1987 mathematics textbook

Combinatorics of Experimental Design is a textbook on the design of experiments, a subject that connects applications in statistics to the theory of combinatorial mathematics. It was written by mathematician Anne Penfold Street and her daughter, statistician Deborah Street, and published in 1987 by the Oxford University Press under their Clarendon Press imprint.

==Topics==
The book has 15 chapters. Its introductory chapter covers the history and applications of experimental designs, it has five chapters on balanced incomplete block designs and their existence, and three on Latin squares and mutually orthogonal Latin squares. Other chapters cover resolvable block designs, finite geometry, symmetric and asymmetric factorial designs, and partially balanced incomplete block designs.
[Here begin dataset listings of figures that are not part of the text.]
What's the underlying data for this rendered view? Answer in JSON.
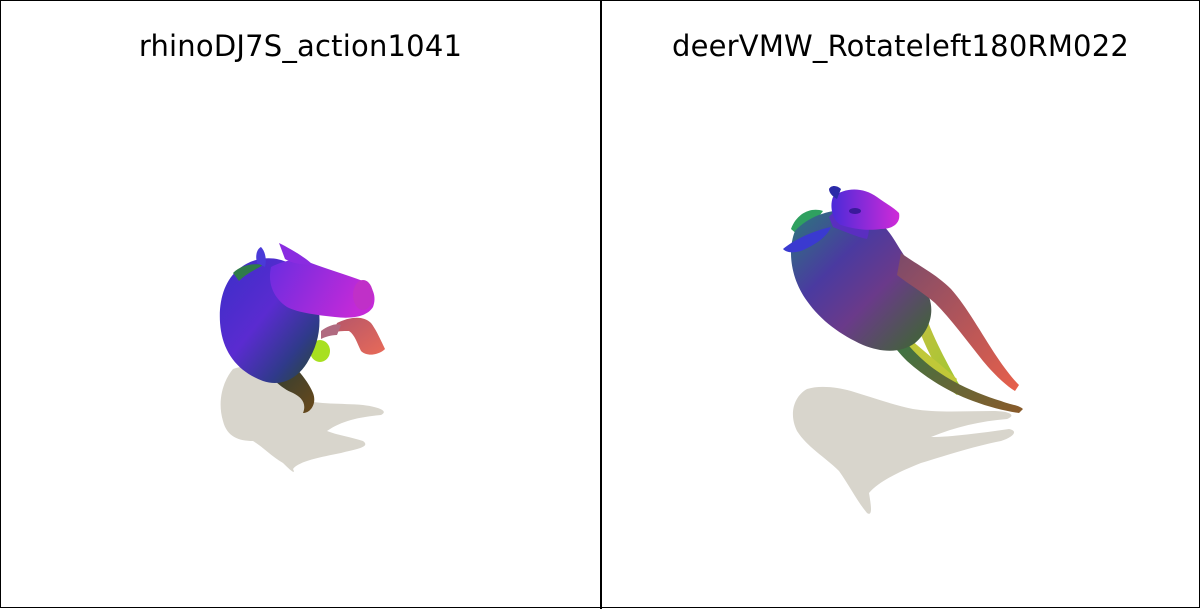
{
  "panels": [
    {
      "title": "rhinoDJ7S_action1041",
      "subject": "rhino-mesh"
    },
    {
      "title": "deerVMW_Rotateleft180RM022",
      "subject": "deer-mesh"
    }
  ],
  "colors": {
    "border": "#000000",
    "background": "#ffffff",
    "shadow": "#d8d5cc"
  }
}
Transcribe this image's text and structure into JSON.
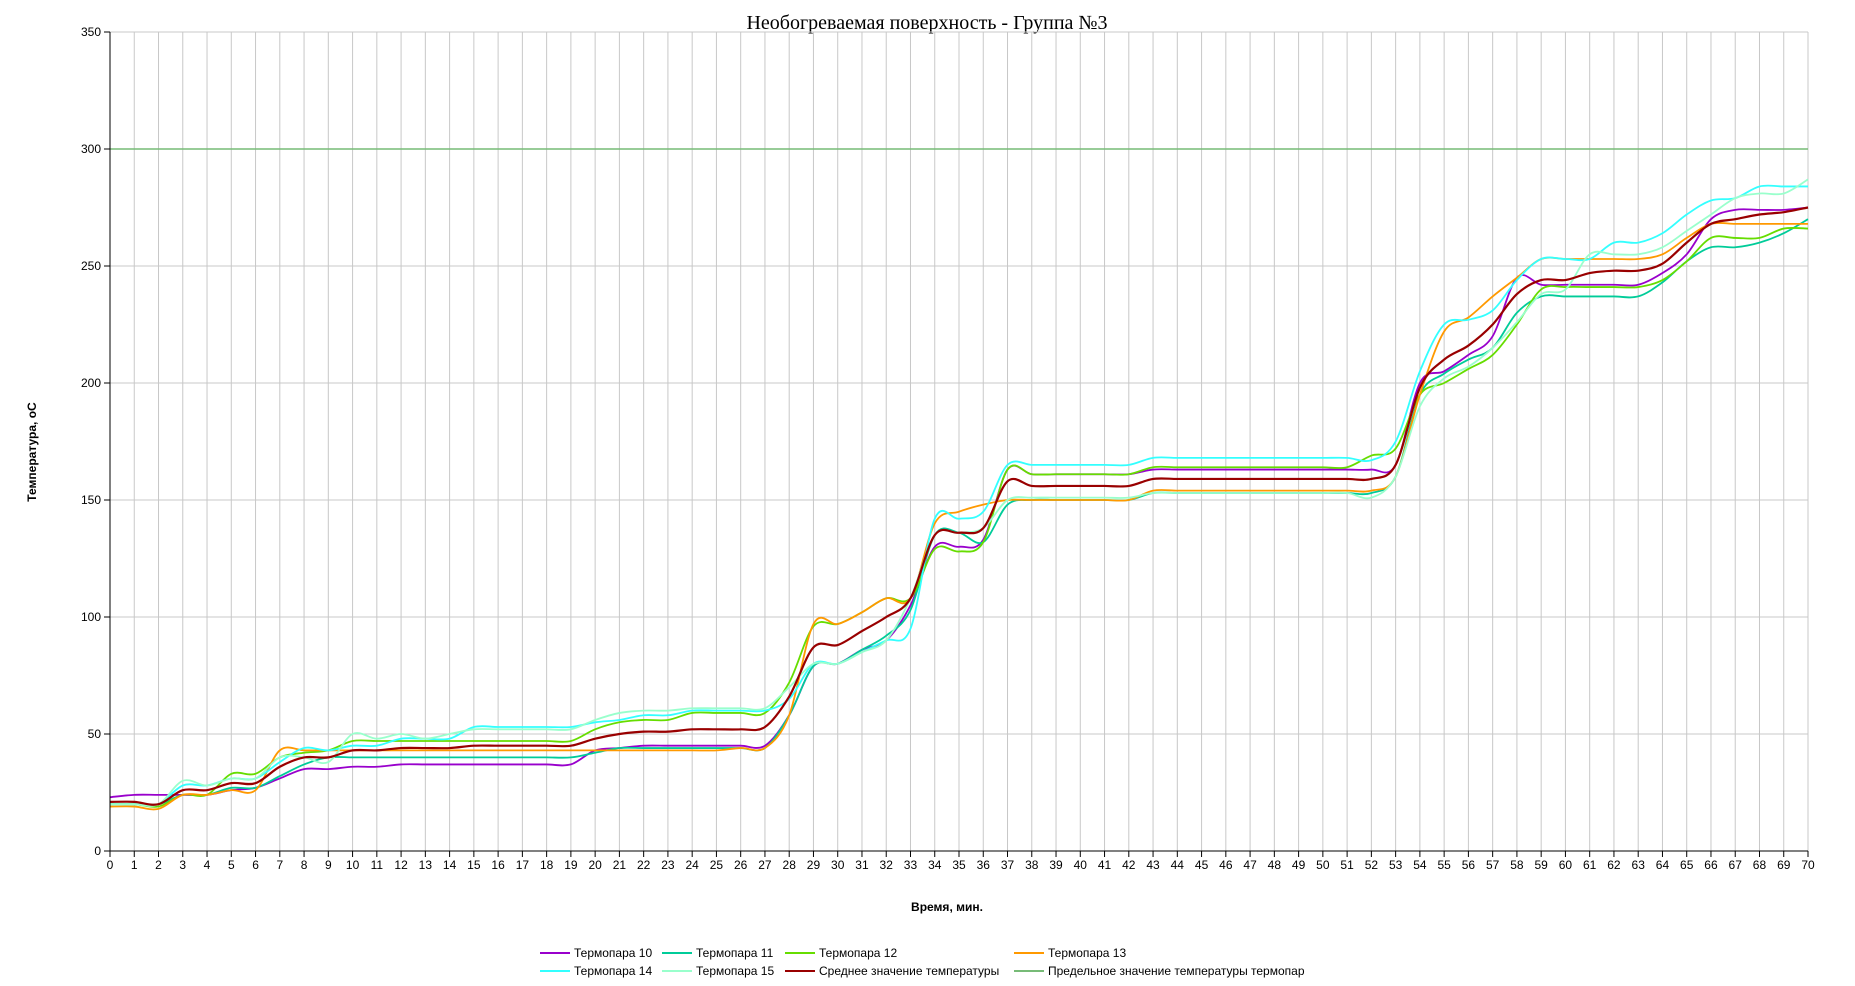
{
  "chart_data": {
    "type": "line",
    "title": "Необогреваемая поверхность - Группа №3",
    "xlabel": "Время, мин.",
    "ylabel": "Температура, оС",
    "xlim": [
      0,
      70
    ],
    "ylim": [
      0,
      350
    ],
    "yticks": [
      0,
      50,
      100,
      150,
      200,
      250,
      300,
      350
    ],
    "x": [
      0,
      1,
      2,
      3,
      4,
      5,
      6,
      7,
      8,
      9,
      10,
      11,
      12,
      13,
      14,
      15,
      16,
      17,
      18,
      19,
      20,
      21,
      22,
      23,
      24,
      25,
      26,
      27,
      28,
      29,
      30,
      31,
      32,
      33,
      34,
      35,
      36,
      37,
      38,
      39,
      40,
      41,
      42,
      43,
      44,
      45,
      46,
      47,
      48,
      49,
      50,
      51,
      52,
      53,
      54,
      55,
      56,
      57,
      58,
      59,
      60,
      61,
      62,
      63,
      64,
      65,
      66,
      67,
      68,
      69,
      70
    ],
    "grid": true,
    "legend_position": "bottom",
    "series": [
      {
        "name": "Термопара 10",
        "color": "#9900cc",
        "values": [
          23,
          24,
          24,
          24,
          24,
          26,
          27,
          31,
          35,
          35,
          36,
          36,
          37,
          37,
          37,
          37,
          37,
          37,
          37,
          37,
          43,
          44,
          45,
          45,
          45,
          45,
          45,
          45,
          58,
          79,
          80,
          86,
          90,
          105,
          130,
          130,
          133,
          163,
          161,
          161,
          161,
          161,
          161,
          163,
          163,
          163,
          163,
          163,
          163,
          163,
          163,
          163,
          163,
          165,
          200,
          205,
          212,
          220,
          245,
          242,
          242,
          242,
          242,
          242,
          247,
          255,
          270,
          274,
          274,
          274,
          275
        ]
      },
      {
        "name": "Термопара 11",
        "color": "#00cc99",
        "values": [
          20,
          20,
          20,
          24,
          24,
          27,
          27,
          32,
          37,
          40,
          40,
          40,
          40,
          40,
          40,
          40,
          40,
          40,
          40,
          40,
          42,
          44,
          44,
          44,
          44,
          44,
          44,
          44,
          58,
          79,
          80,
          86,
          92,
          103,
          135,
          136,
          132,
          148,
          150,
          150,
          150,
          150,
          150,
          153,
          153,
          153,
          153,
          153,
          153,
          153,
          153,
          153,
          153,
          160,
          195,
          204,
          210,
          215,
          230,
          237,
          237,
          237,
          237,
          237,
          243,
          252,
          258,
          258,
          260,
          264,
          270
        ]
      },
      {
        "name": "Термопара 12",
        "color": "#66dd00",
        "values": [
          20,
          20,
          19,
          24,
          24,
          33,
          33,
          40,
          42,
          43,
          47,
          47,
          47,
          47,
          47,
          47,
          47,
          47,
          47,
          47,
          52,
          55,
          56,
          56,
          59,
          59,
          59,
          59,
          72,
          96,
          97,
          102,
          108,
          108,
          129,
          128,
          132,
          163,
          161,
          161,
          161,
          161,
          161,
          164,
          164,
          164,
          164,
          164,
          164,
          164,
          164,
          164,
          169,
          172,
          195,
          200,
          206,
          212,
          225,
          240,
          241,
          241,
          241,
          241,
          244,
          252,
          262,
          262,
          262,
          266,
          266
        ]
      },
      {
        "name": "Термопара 13",
        "color": "#ff9900",
        "values": [
          19,
          19,
          18,
          24,
          24,
          26,
          26,
          43,
          43,
          43,
          43,
          43,
          43,
          43,
          43,
          43,
          43,
          43,
          43,
          43,
          43,
          43,
          43,
          43,
          43,
          43,
          44,
          44,
          58,
          97,
          97,
          102,
          108,
          108,
          140,
          145,
          148,
          150,
          150,
          150,
          150,
          150,
          150,
          154,
          154,
          154,
          154,
          154,
          154,
          154,
          154,
          154,
          154,
          160,
          195,
          222,
          228,
          237,
          245,
          253,
          253,
          253,
          253,
          253,
          255,
          262,
          268,
          268,
          268,
          268,
          268
        ]
      },
      {
        "name": "Термопара 14",
        "color": "#33ffff",
        "values": [
          20,
          20,
          20,
          28,
          28,
          31,
          31,
          38,
          44,
          43,
          45,
          45,
          48,
          48,
          48,
          53,
          53,
          53,
          53,
          53,
          55,
          56,
          58,
          58,
          60,
          60,
          60,
          60,
          65,
          80,
          80,
          85,
          90,
          95,
          142,
          142,
          145,
          165,
          165,
          165,
          165,
          165,
          165,
          168,
          168,
          168,
          168,
          168,
          168,
          168,
          168,
          168,
          167,
          175,
          205,
          225,
          227,
          231,
          244,
          253,
          253,
          253,
          260,
          260,
          264,
          272,
          278,
          279,
          284,
          284,
          284
        ]
      },
      {
        "name": "Термопара 15",
        "color": "#99ffcc",
        "values": [
          20,
          20,
          20,
          30,
          28,
          31,
          31,
          40,
          40,
          38,
          50,
          48,
          50,
          48,
          50,
          52,
          52,
          52,
          52,
          52,
          56,
          59,
          60,
          60,
          61,
          61,
          61,
          61,
          70,
          80,
          80,
          85,
          90,
          108,
          135,
          136,
          138,
          150,
          151,
          151,
          151,
          151,
          151,
          153,
          153,
          153,
          153,
          153,
          153,
          153,
          153,
          153,
          151,
          160,
          190,
          202,
          207,
          215,
          226,
          238,
          240,
          255,
          255,
          255,
          258,
          265,
          272,
          279,
          281,
          281,
          287
        ]
      },
      {
        "name": "Среднее значение температуры",
        "color": "#990000",
        "values": [
          21,
          21,
          20,
          26,
          26,
          29,
          29,
          36,
          40,
          40,
          43,
          43,
          44,
          44,
          44,
          45,
          45,
          45,
          45,
          45,
          48,
          50,
          51,
          51,
          52,
          52,
          52,
          53,
          66,
          87,
          88,
          94,
          100,
          108,
          135,
          136,
          138,
          158,
          156,
          156,
          156,
          156,
          156,
          159,
          159,
          159,
          159,
          159,
          159,
          159,
          159,
          159,
          159,
          165,
          198,
          210,
          216,
          225,
          238,
          244,
          244,
          247,
          248,
          248,
          251,
          260,
          268,
          270,
          272,
          273,
          275
        ]
      },
      {
        "name": "Предельное значение температуры термопар",
        "color": "#77bb77",
        "values": [
          300,
          300,
          300,
          300,
          300,
          300,
          300,
          300,
          300,
          300,
          300,
          300,
          300,
          300,
          300,
          300,
          300,
          300,
          300,
          300,
          300,
          300,
          300,
          300,
          300,
          300,
          300,
          300,
          300,
          300,
          300,
          300,
          300,
          300,
          300,
          300,
          300,
          300,
          300,
          300,
          300,
          300,
          300,
          300,
          300,
          300,
          300,
          300,
          300,
          300,
          300,
          300,
          300,
          300,
          300,
          300,
          300,
          300,
          300,
          300,
          300,
          300,
          300,
          300,
          300,
          300,
          300,
          300,
          300,
          300,
          300
        ]
      }
    ]
  }
}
After this standard material, the remaining two chapters cover less-standard material. The penultimate chapter covers miscellaneous types of designs including circular block designs, incomplete Latin squares, and serially balanced sequences. The final chapter describes specialized designs for agricultural applications. The coverage of the topics in the book includes examples, clearly written proofs, historical references, and exercises for students.
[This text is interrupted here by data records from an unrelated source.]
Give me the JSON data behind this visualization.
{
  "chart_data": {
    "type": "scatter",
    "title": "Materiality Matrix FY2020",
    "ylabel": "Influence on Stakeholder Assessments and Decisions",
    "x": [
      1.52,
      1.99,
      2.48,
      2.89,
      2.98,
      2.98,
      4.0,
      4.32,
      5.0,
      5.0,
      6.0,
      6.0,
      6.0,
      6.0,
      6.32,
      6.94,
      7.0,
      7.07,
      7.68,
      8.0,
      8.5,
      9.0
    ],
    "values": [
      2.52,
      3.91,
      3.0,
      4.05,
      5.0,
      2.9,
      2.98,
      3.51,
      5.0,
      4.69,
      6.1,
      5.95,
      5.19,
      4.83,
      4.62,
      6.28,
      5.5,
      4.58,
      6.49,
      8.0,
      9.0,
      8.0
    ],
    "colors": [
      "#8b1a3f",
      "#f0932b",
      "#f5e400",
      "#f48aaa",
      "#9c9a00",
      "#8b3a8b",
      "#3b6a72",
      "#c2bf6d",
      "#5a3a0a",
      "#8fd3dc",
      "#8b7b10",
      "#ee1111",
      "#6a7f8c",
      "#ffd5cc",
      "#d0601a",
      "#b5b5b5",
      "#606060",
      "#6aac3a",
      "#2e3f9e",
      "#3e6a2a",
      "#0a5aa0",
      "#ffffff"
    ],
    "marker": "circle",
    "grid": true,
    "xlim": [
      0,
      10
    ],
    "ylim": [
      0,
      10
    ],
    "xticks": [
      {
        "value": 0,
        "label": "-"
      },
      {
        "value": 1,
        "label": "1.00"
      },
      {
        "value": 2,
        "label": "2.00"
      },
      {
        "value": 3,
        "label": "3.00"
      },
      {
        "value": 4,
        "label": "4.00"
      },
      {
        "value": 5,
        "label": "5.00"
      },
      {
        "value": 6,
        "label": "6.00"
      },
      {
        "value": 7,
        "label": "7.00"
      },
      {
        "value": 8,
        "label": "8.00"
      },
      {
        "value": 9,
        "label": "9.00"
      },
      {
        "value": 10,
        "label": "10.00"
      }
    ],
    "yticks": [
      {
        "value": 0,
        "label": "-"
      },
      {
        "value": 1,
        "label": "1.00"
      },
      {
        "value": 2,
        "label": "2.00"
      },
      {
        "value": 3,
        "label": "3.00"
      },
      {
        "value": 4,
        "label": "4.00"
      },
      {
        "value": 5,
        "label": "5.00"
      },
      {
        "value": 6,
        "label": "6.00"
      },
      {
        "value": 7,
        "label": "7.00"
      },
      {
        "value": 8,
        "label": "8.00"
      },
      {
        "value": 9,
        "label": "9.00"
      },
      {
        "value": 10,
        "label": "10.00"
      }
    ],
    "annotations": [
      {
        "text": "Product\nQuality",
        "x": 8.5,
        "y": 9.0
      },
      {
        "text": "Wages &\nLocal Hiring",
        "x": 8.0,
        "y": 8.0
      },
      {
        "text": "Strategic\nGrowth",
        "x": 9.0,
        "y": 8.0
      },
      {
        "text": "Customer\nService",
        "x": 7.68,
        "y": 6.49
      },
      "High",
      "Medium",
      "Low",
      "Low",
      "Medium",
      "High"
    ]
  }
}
==Audience and reception==
Although intended as an advanced undergraduate textbook, this book can also be used as a graduate text, or as a reference for researchers. Its main prerequisites are some knowledge of linear algebra and linear models, but some topics touch on abstract algebra and number theory as well.

Although disappointed by the omission of some topics, reviewer D. V. Chopra writes that the book "succeeds remarkably well" in connecting the separate worlds of combinatorics and statistics.
And Marshall Hall, reviewing the book, called it "very readable" and "very satisfying".

==Related books==
Other books on the combinatorics of experimental design include Statistical Design and Analysis of Experiments (John, 1971), Constructions and Combinatorial Problems in Design of Experiments (Rao, 1971), Design Theory (Beth, Jungnickel, and Lenz, 1985), and Combinatorial Theory and Statistical Design (Constantine, 1987). Compared to these, Combinatorics of Experimental Design makes the combinatorial aspects of the subjects more accessible to statisticians, and its last two chapters contain material not covered by the other books. However, it omits several other topics that were included in Rao's more comprehensive text.